Nor was I informed as Qupzilla attempted to call out
to numerous IPs on dozens of ports.

Mayayana wrote:

even after having adjusted all the settings, it connected to
cache.google.com when I visited duckduckgo

That's why I mentioned disabling add-ons, removing them, or loading the
web browser in its safe mode. The add-ons load when you load the web
browser and they can phone home looking for updates.

Also, if you leave suggestions enabled for whomever you chose to be your
search provider in the web browser, it will send your strings entered in
the address bar back to the search provider to give you those
suggestions. I though Iron had suggestions disabled by default but
that's something I would check after installing Iron. In the web
browsers that I've used, I still had to disable suggestions so what I
type as I type in the address bar is NOT getting sent to whichever
search provider is specified as the default in the web browser.

To be truly private, I'd like to disable ALL search providers; that is,
NOT have the web browser do any searching from a combo address bar or
using a searchbox. Don't automate anything regarding searching and
instead I choose when to visit an online search provider by going to
their web site to enter the search.


There's also a general trustworthiness issue
involved: If a product calls out without asking
me (and to ad servers, no less!) I have to assume
the people are not trustworthy.

You mentioned other sites to which the web browser connected before you
specified a site to visit. I'm assuming you are not clicking on a URL
link somewhere, like in an e-mail, which loads the web browser as a
child or forked process and are directly loading the web browser and
also have the home page set to about:blank. One of the other sites
looked like an adblock site. Iron comes with an ad blocker, a "feature"
they mention that makes Iron supposedly more private than Google Chrome.
Yeah, well, anyone can install an ad block add-on to accomplish the same
privacy feature. However, ad blockers need to periodically check for
updates to their block list. Even when first installed, that installer
package is old so the first time the ad block add-on gets loaded (which
will be when you first load the web browser) will have the add-on go
check for an update.

So some of the sites to which you saw the web browser connecting could
be due to the pre-installed add-ons in Iron. The Google connection
might be due to Suggestions enabled for the search provider (Google)
specified in the web browser - so check Suggestions is disabled.

Qupzilla,
by contrast, appears that it may be just collecting
install data.
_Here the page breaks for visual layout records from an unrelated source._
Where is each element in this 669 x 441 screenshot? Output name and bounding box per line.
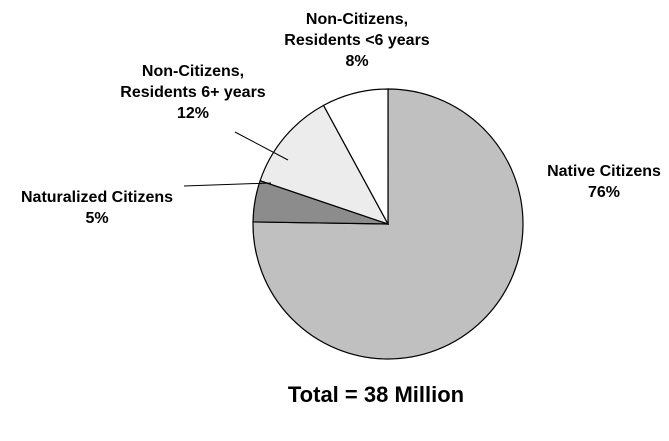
slice-value-label-0: 76% — [588, 184, 620, 201]
slice-label-0-line-0: Native Citizens — [547, 163, 661, 180]
slice-value-label-2: 12% — [177, 105, 209, 122]
slice-label-2-line-0: Non-Citizens, — [142, 63, 244, 80]
total-label: Total = 38 Million — [288, 382, 464, 407]
slice-value-label-3: 8% — [345, 53, 368, 70]
leader-lines — [183, 131, 289, 187]
slice-label-1-line-0: Naturalized Citizens — [21, 189, 173, 206]
leader-line-2 — [234, 131, 289, 161]
slice-labels: Native Citizens 76% Naturalized Citizens 5%… — [21, 11, 661, 227]
slice-label-3-line-1: Residents <6 years — [284, 32, 430, 49]
leader-line-1 — [183, 182, 272, 187]
pie-slices — [252, 88, 524, 360]
slice-label-2-line-1: Residents 6+ years — [120, 84, 266, 101]
pie-slice-2 — [259, 104, 390, 226]
slice-label-3-line-0: Non-Citizens, — [306, 11, 408, 28]
slice-value-label-1: 5% — [85, 210, 108, 227]
pie-slice-3 — [322, 88, 389, 225]
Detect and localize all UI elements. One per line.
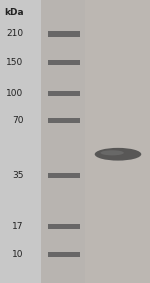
FancyBboxPatch shape (48, 252, 80, 257)
Text: 100: 100 (6, 89, 23, 98)
Text: 17: 17 (12, 222, 23, 231)
Text: 70: 70 (12, 116, 23, 125)
Ellipse shape (95, 148, 141, 161)
Ellipse shape (100, 150, 124, 155)
Text: 210: 210 (6, 29, 23, 38)
Text: kDa: kDa (4, 8, 23, 18)
FancyBboxPatch shape (85, 0, 150, 283)
FancyBboxPatch shape (48, 60, 80, 65)
FancyBboxPatch shape (48, 91, 80, 96)
FancyBboxPatch shape (41, 0, 150, 283)
Text: 150: 150 (6, 58, 23, 67)
Text: 35: 35 (12, 171, 23, 180)
FancyBboxPatch shape (48, 31, 80, 37)
FancyBboxPatch shape (48, 224, 80, 229)
FancyBboxPatch shape (48, 118, 80, 123)
Text: 10: 10 (12, 250, 23, 259)
FancyBboxPatch shape (48, 173, 80, 178)
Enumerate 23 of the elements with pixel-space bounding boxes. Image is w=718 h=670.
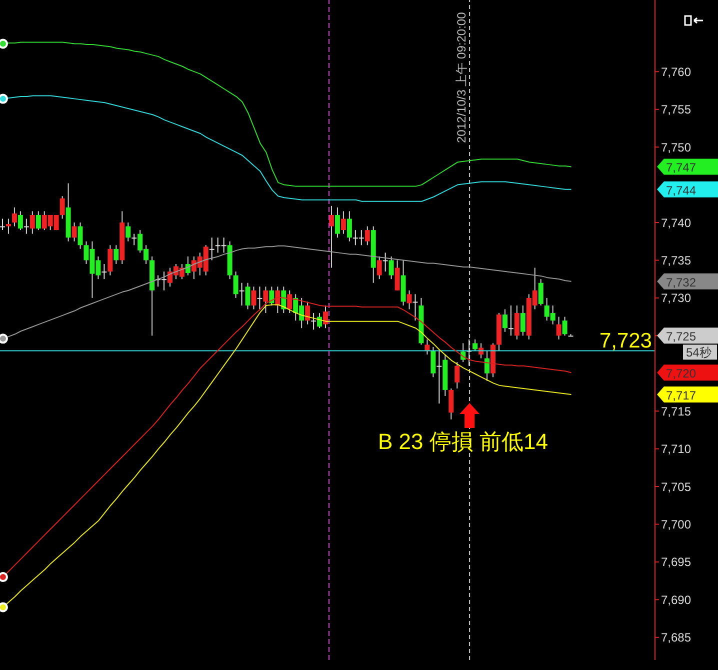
text: 7,725 [666,330,696,344]
y-tick-label: 7,700 [661,517,692,532]
text: 7,732 [666,275,696,290]
y-tick-label: 7,690 [661,592,692,607]
text: 7,717 [666,388,696,402]
text: 7,720 [666,366,696,381]
y-tick-label: 7,685 [661,630,692,645]
text: 7,747 [666,160,696,175]
ref-line-label: 7,723 [599,330,652,353]
y-tick-label: 7,750 [661,140,692,154]
y-tick-label: 7,760 [661,64,692,79]
y-tick-label: 7,740 [661,216,692,230]
y-tick-label: 7,735 [661,253,692,268]
y-tick-label: 7,705 [661,480,692,494]
y-tick-label: 7,710 [661,442,692,456]
text: 7,744 [666,183,696,198]
y-tick-label: 7,715 [661,404,692,418]
annotation: B 23 停損 前低14 [378,429,548,454]
y-tick-label: 7,755 [661,102,692,117]
y-tick-label: 7,695 [661,555,692,570]
text: 54秒 [686,346,712,360]
y-tick-label: 7,730 [661,291,692,306]
annotation: 2012/10/3 上午 09:20:00 [454,12,469,143]
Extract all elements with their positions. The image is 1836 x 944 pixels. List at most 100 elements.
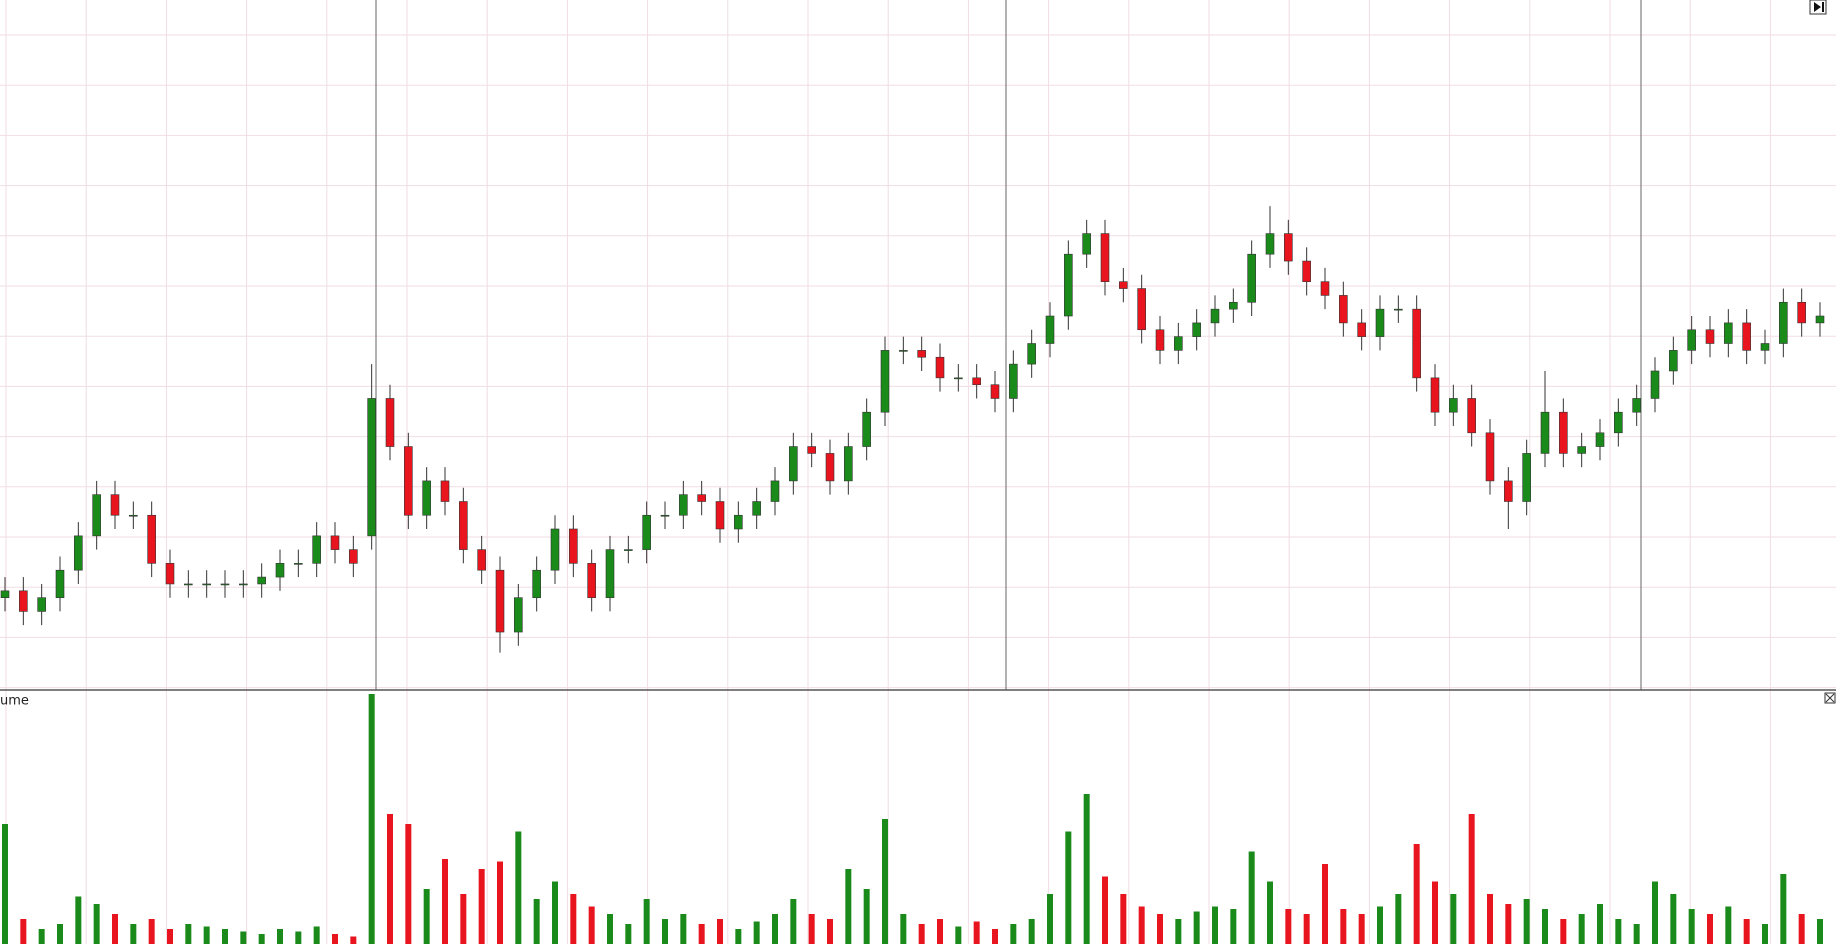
- volume-bar: [167, 929, 173, 944]
- volume-bar: [203, 926, 210, 944]
- volume-bar: [827, 919, 833, 944]
- volume-bar: [717, 919, 723, 944]
- volume-bar: [735, 929, 742, 944]
- volume-bar: [1597, 904, 1603, 944]
- volume-bar: [1340, 909, 1347, 944]
- scroll-end-button[interactable]: [1809, 0, 1827, 15]
- volume-bar: [533, 899, 540, 944]
- candle-body: [349, 549, 358, 564]
- volume-bar: [1322, 864, 1328, 944]
- volume-bar: [368, 694, 375, 944]
- candle-body: [1247, 253, 1256, 303]
- candle-body: [385, 398, 395, 447]
- candle-body: [220, 583, 230, 586]
- volume-bar: [1652, 881, 1658, 944]
- volume-bar: [350, 936, 357, 944]
- volume-bar: [497, 861, 503, 944]
- volume-bar: [1615, 919, 1622, 944]
- candle-body: [1375, 308, 1385, 337]
- volume-bar: [1248, 851, 1255, 944]
- volume-bar: [1285, 909, 1292, 944]
- candle-body: [110, 494, 120, 516]
- candle-body: [129, 514, 138, 517]
- volume-bar: [845, 869, 852, 944]
- candle-body: [1119, 281, 1128, 289]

Still, I didn't give permission for that.
Nor was I informed as Qupzilla attempted to call out
to numerous IPs on dozens of ports.

That comes with an pre-installed optimized version of AdBlock so that
also has to connect out to get updates to its block list. The whole
point of ad blockers (and a 'hosts' file compiled by someone else as
another example) is to use someone else's compiled list of bad sites
instead of you having to do it.

I don't see that Qupzilla has a published privacy policy. I downloaded
the portable version to see if there was a text file describing their
policy. They do a **** poor job of organzing the files in the .zip
archive: most files are flattened into a single folder. Nothing popped
out as a TOS or privacy policy file. I extracted the files from the
..zip archive and did a search on "privacy" but got zero hits (other than
for privacy options configurable within the program).

As far as I'm concerned, if they don't publish a privacy policy then
they don't have one.

Srware is another private or community-driven project that apparently
believe he/they don't have to publish a privacy policy.